In an earlier post I described how some queries with long parse times were causing long library cache lock waits. Friday I applied a patch from Oracle that resolved the long parse times. Here are the conditions which may relate to this bug:
- Interval partitioned table
- Partitioned by range
- Sub-partitioned by list
- Open ended range on partitioning column in where clause
- Tens of thousands of sub-partitions
Prior to applying the patch I did an explain plan on two versions of the problematic query. One version specified an open-ended range on the partitioning column and the other closed off the range.
... T392658.CLNDR_DT >= TO_DATE('2014-11-17' , 'YYYY-MM-DD') and ... Explained.
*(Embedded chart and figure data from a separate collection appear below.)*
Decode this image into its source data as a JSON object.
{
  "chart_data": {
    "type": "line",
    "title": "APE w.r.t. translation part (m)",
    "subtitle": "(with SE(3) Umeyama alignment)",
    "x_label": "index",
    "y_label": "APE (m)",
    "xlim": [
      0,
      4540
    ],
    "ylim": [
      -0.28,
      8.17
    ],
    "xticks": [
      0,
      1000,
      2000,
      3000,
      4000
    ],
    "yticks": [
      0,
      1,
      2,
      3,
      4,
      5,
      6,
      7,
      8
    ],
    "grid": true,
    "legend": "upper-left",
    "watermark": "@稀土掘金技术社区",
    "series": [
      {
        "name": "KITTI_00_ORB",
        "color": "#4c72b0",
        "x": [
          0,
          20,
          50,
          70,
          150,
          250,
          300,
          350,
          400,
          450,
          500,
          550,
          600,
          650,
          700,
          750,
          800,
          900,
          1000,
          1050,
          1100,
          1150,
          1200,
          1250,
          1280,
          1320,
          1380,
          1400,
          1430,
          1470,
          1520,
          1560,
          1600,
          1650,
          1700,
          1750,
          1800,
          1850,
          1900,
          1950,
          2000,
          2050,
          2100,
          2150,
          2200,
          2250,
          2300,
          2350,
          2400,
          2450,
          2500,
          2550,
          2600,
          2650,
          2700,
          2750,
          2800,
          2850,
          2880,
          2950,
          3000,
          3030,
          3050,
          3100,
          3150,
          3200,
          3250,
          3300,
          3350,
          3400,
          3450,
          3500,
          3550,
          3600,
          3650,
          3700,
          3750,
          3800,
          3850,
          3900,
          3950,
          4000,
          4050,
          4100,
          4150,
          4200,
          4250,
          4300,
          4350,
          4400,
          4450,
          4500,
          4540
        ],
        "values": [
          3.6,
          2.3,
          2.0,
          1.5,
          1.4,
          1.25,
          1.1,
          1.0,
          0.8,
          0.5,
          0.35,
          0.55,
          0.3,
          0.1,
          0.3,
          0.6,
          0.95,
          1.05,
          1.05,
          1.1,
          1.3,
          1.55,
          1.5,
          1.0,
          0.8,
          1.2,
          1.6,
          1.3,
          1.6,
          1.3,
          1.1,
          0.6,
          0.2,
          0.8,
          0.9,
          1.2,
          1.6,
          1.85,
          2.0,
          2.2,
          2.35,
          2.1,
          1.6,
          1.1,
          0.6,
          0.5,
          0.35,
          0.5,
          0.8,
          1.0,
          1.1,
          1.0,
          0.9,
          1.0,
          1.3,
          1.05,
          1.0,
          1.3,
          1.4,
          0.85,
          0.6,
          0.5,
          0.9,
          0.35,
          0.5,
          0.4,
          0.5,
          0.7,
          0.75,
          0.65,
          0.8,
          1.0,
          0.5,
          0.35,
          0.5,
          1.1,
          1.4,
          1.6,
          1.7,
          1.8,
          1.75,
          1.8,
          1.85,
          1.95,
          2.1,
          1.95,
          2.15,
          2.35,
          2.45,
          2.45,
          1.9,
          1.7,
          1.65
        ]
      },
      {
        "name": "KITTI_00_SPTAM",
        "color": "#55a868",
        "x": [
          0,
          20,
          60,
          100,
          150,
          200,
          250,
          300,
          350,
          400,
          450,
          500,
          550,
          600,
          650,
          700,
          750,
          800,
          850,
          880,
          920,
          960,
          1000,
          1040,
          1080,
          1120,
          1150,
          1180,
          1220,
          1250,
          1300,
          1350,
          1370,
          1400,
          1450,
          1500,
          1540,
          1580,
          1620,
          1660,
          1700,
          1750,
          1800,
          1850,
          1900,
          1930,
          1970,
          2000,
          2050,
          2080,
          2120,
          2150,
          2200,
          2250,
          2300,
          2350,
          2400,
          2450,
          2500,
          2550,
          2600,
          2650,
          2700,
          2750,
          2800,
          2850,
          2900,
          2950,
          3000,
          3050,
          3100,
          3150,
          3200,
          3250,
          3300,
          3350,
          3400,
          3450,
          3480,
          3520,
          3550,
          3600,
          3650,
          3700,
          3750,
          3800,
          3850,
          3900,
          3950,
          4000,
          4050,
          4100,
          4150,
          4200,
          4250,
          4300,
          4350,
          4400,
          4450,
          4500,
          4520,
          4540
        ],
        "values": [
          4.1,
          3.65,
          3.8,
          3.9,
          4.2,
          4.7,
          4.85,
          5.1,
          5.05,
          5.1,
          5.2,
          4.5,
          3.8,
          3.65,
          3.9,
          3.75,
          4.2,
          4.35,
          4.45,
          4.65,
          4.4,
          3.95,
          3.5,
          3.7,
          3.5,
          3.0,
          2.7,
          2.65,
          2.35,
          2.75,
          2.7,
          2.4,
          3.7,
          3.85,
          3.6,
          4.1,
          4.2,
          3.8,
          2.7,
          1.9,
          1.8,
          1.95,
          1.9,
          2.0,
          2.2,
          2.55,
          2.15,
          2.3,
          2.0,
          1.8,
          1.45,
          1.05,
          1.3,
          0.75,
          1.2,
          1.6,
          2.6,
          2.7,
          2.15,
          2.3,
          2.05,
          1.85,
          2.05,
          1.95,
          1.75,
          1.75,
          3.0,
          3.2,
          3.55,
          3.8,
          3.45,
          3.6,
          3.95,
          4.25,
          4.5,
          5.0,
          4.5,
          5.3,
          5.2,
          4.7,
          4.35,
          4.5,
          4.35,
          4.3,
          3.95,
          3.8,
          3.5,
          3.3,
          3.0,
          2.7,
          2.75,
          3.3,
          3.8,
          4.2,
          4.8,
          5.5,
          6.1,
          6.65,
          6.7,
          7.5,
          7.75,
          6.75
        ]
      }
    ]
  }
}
Elapsed: 00:00:46.20
... T392658.CLNDR_DT >= TO_DATE('2014-11-17' , 'YYYY-MM-DD') and T392658.CLNDR_DT <= TO_DATE('2014-11-26' , 'YYYY-MM-DD') and ... Explained. Elapsed: 00:00:00.09
The queries are the same except for the extra date condition which closes off the date range. Note that the explain plan took 46 seconds with the open-ended range and less than a tenth of a second with the closed off range.
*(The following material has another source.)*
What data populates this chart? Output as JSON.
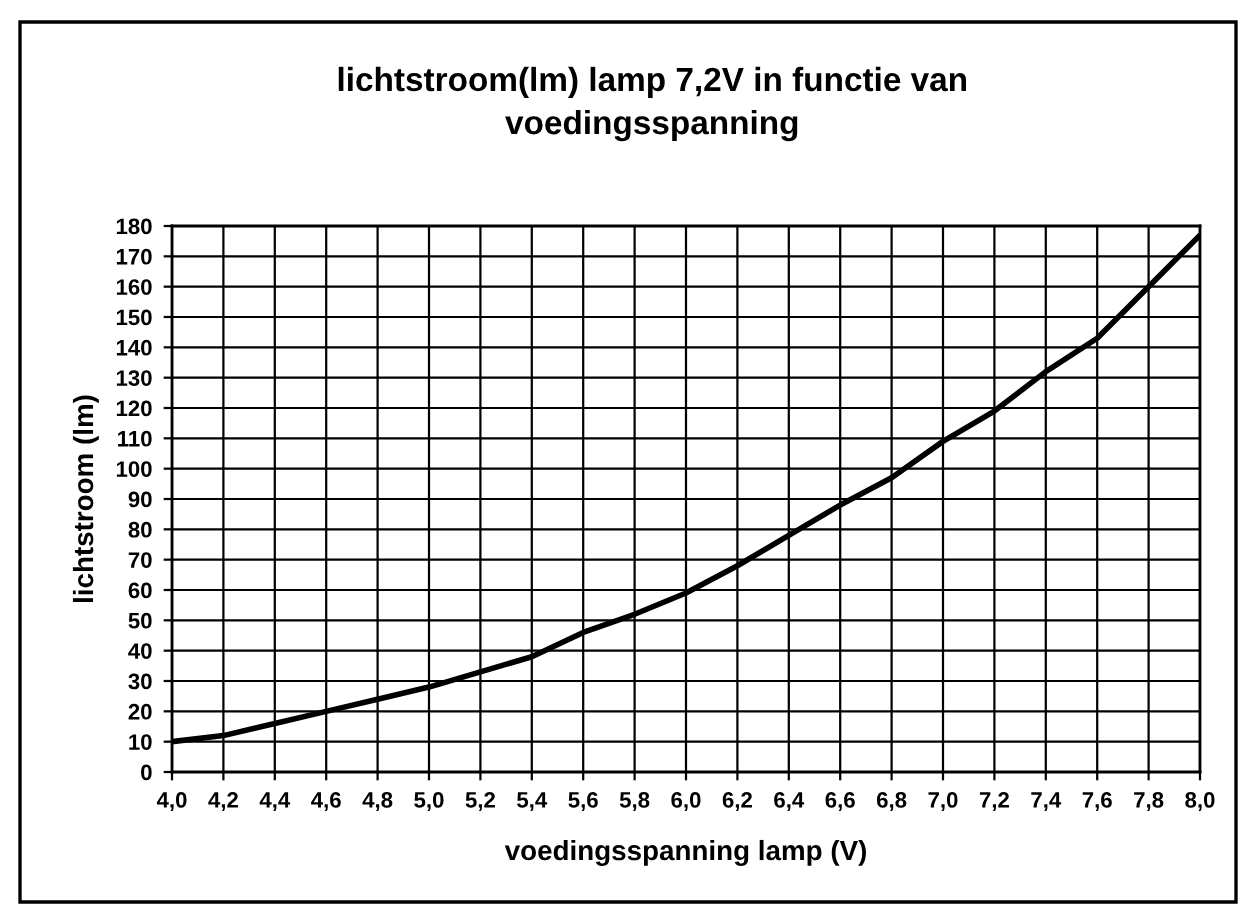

With the patch the slow version is just as fast as the fast one.
This is bug 20061582 in Oracle’s system.
From my conversations with Oracle it sounds like in certain cases the optimizer is reviewing information for many or all of the sub-partitions and since we have 20,000 for this table in production it can take minutes to parse. I also messed with the dates on the open-ended condition and found that if I made the date early enough the parse time issue went away. So, it seems that there is some set of conditions, which I don’t know how to easily reproduce, which lead the optimizer to look at sub-partition information and slows parse time.
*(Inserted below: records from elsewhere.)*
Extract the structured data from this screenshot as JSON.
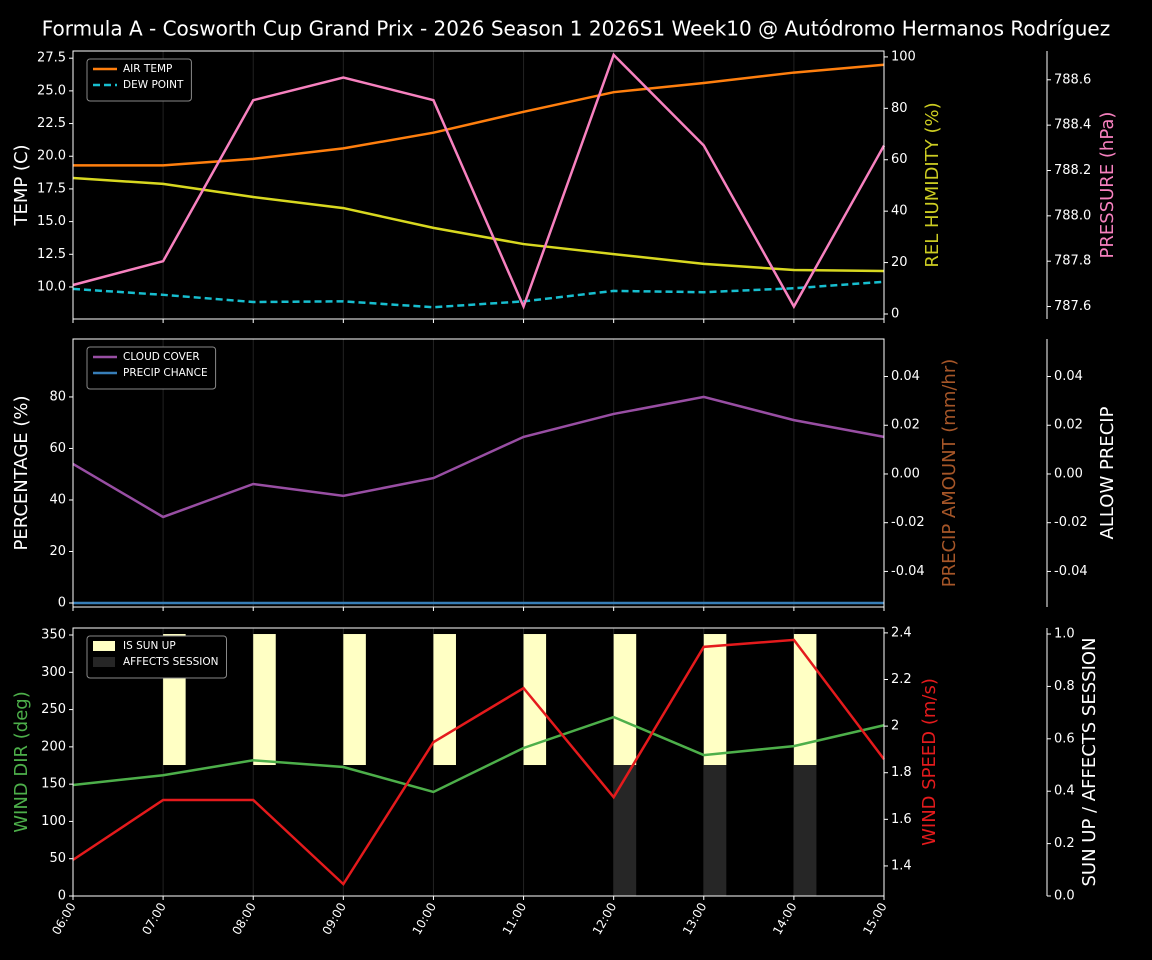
{
  "title": "Formula A - Cosworth Cup Grand Prix - 2026 Season 1 2026S1 Week10 @ Autódromo Hermanos Rodríguez",
  "chart_data": [
    {
      "type": "line",
      "ylabel": "TEMP (C)",
      "ylabel_color": "#ffffff",
      "ylim": [
        7.55,
        28.05
      ],
      "yticks": [
        {
          "value": 10,
          "label": "10.0"
        },
        12.5,
        {
          "value": 15,
          "label": "15.0"
        },
        17.5,
        {
          "value": 20,
          "label": "20.0"
        },
        22.5,
        {
          "value": 25,
          "label": "25.0"
        },
        27.5
      ],
      "y2label": "REL HUMIDITY (%)",
      "y2label_color": "#cccc22",
      "y2lim": [
        -1.95,
        102.3
      ],
      "y2ticks": [
        0,
        20,
        40,
        60,
        80,
        100
      ],
      "y3label": "PRESSURE (hPa)",
      "y3label_color": "#f781bf",
      "y3lim": [
        787.545,
        788.727
      ],
      "y3ticks": [
        787.6,
        787.8,
        {
          "value": 788,
          "label": "788.0"
        },
        788.2,
        788.4,
        788.6
      ],
      "series": [
        {
          "name": "AIR TEMP",
          "color": "#ff7f0e",
          "values": [
            19.3,
            19.3,
            19.8,
            20.6,
            21.8,
            23.4,
            24.9,
            25.6,
            26.4,
            27.0
          ]
        },
        {
          "name": "DEW POINT",
          "color": "#17becf",
          "dash": true,
          "values": [
            9.85,
            9.4,
            8.85,
            8.9,
            8.45,
            8.9,
            9.7,
            9.6,
            9.9,
            10.4
          ]
        },
        {
          "color": "#d8d820",
          "axis": "y2",
          "values": [
            52.9,
            50.6,
            45.5,
            41.2,
            33.5,
            27.2,
            23.3,
            19.5,
            17.1,
            16.7
          ]
        },
        {
          "color": "#f781bf",
          "axis": "y3",
          "values": [
            787.695,
            787.8,
            788.51,
            788.61,
            788.51,
            787.6,
            788.71,
            788.31,
            787.6,
            788.31
          ]
        }
      ]
    },
    {
      "type": "line",
      "ylabel": "PERCENTAGE (%)",
      "ylabel_color": "#ffffff",
      "ylim": [
        -1.55,
        102.5
      ],
      "yticks": [
        0,
        20,
        40,
        60,
        80
      ],
      "y2label": "PRECIP AMOUNT (mm/hr)",
      "y2label_color": "#a65628",
      "y2lim": [
        -0.0546,
        0.0554
      ],
      "y2ticks": [
        -0.04,
        -0.02,
        {
          "value": 0,
          "label": "0.00"
        },
        0.02,
        0.04
      ],
      "y3label": "ALLOW PRECIP",
      "y3label_color": "#ffffff",
      "y3lim": [
        -0.0546,
        0.0554
      ],
      "y3ticks": [
        -0.04,
        -0.02,
        {
          "value": 0,
          "label": "0.00"
        },
        0.02,
        0.04
      ],
      "series": [
        {
          "name": "CLOUD COVER",
          "color": "#984ea3",
          "values": [
            54,
            33.4,
            46.2,
            41.6,
            48.5,
            64.5,
            73.4,
            80,
            71,
            64.5
          ]
        },
        {
          "name": "PRECIP CHANCE",
          "color": "#377eb8",
          "values": [
            0,
            0,
            0,
            0,
            0,
            0,
            0,
            0,
            0,
            0
          ]
        }
      ]
    },
    {
      "type": "combo",
      "categories": [
        "06:00",
        "07:00",
        "08:00",
        "09:00",
        "10:00",
        "11:00",
        "12:00",
        "13:00",
        "14:00",
        "15:00"
      ],
      "ylabel": "WIND DIR (deg)",
      "ylabel_color": "#4daf4a",
      "ylim": [
        0,
        359.4
      ],
      "yticks": [
        0,
        50,
        100,
        150,
        200,
        250,
        300,
        350
      ],
      "y2label": "WIND SPEED (m/s)",
      "y2label_color": "#e41a1c",
      "y2lim": [
        1.271,
        2.421
      ],
      "y2ticks": [
        1.4,
        1.6,
        1.8,
        2.0,
        2.2,
        2.4
      ],
      "y3label": "SUN UP / AFFECTS SESSION",
      "y3label_color": "#ffffff",
      "y3lim": [
        0,
        1.023
      ],
      "y3ticks": [
        {
          "value": 0,
          "label": "0.0"
        },
        0.2,
        0.4,
        0.6,
        0.8,
        {
          "value": 1,
          "label": "1.0"
        }
      ],
      "series": [
        {
          "name": "IS SUN UP",
          "type": "bar",
          "color": "#ffffc4",
          "axis": "y3",
          "base": 0.5,
          "values": [
            0,
            0.5,
            0.5,
            0.5,
            0.5,
            0.5,
            0.5,
            0.5,
            0.5,
            0
          ]
        },
        {
          "name": "AFFECTS SESSION",
          "type": "bar",
          "color": "#262626",
          "axis": "y3",
          "values": [
            0,
            0,
            0,
            0,
            0,
            0,
            0.5,
            0.5,
            0.5,
            0
          ]
        },
        {
          "type": "line",
          "color": "#4daf4a",
          "values": [
            148.9,
            162,
            182,
            173,
            139.5,
            198.5,
            240,
            189,
            201,
            229
          ]
        },
        {
          "type": "line",
          "color": "#e41a1c",
          "axis": "y2",
          "values": [
            1.426,
            1.683,
            1.683,
            1.322,
            1.931,
            2.163,
            1.695,
            2.34,
            2.37,
            1.858
          ]
        }
      ]
    }
  ]
}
This is on 18.104.22.168 on an Exadata system. I was able to reproduce the long parse times on non-Exadata Linux 22.214.171.124 and 126.96.36.199 systems so it does not occur only on Exadata.
This issue surprised me because I thought that the optimizer would not look at partition or sub-partition statistics in a query that has a range condition which spanned more than one partition. In the past I have always seen the global or table level stats used in these situations. But, now I know that there are some cases where the optimizer will dig into the sub-partition stats even though the query covers more than one partition.
Looking at the plan of my slow parsing query before and after the patch I get a clue that the optimizer is looking at sub-partition stats:
Partition range without the patch:
Partition range with the patch:
1 | 136
Evidently KEY(SQ) relates to some sort of filtering of the sub-partitions which cause the long parse time. The manuals describe KEY(SQ) in a section titled “Dynamic Pruning with Subqueries” so maybe the problem queries have some sub-query that the optimizer was using to choose which sub-partitions that the query needed.
If you have an interval partitioned table with tens of thousands of sub-partitions and parse times in the minutes with open-ended ranges specified on the partitioning column your system could be hitting this same issue.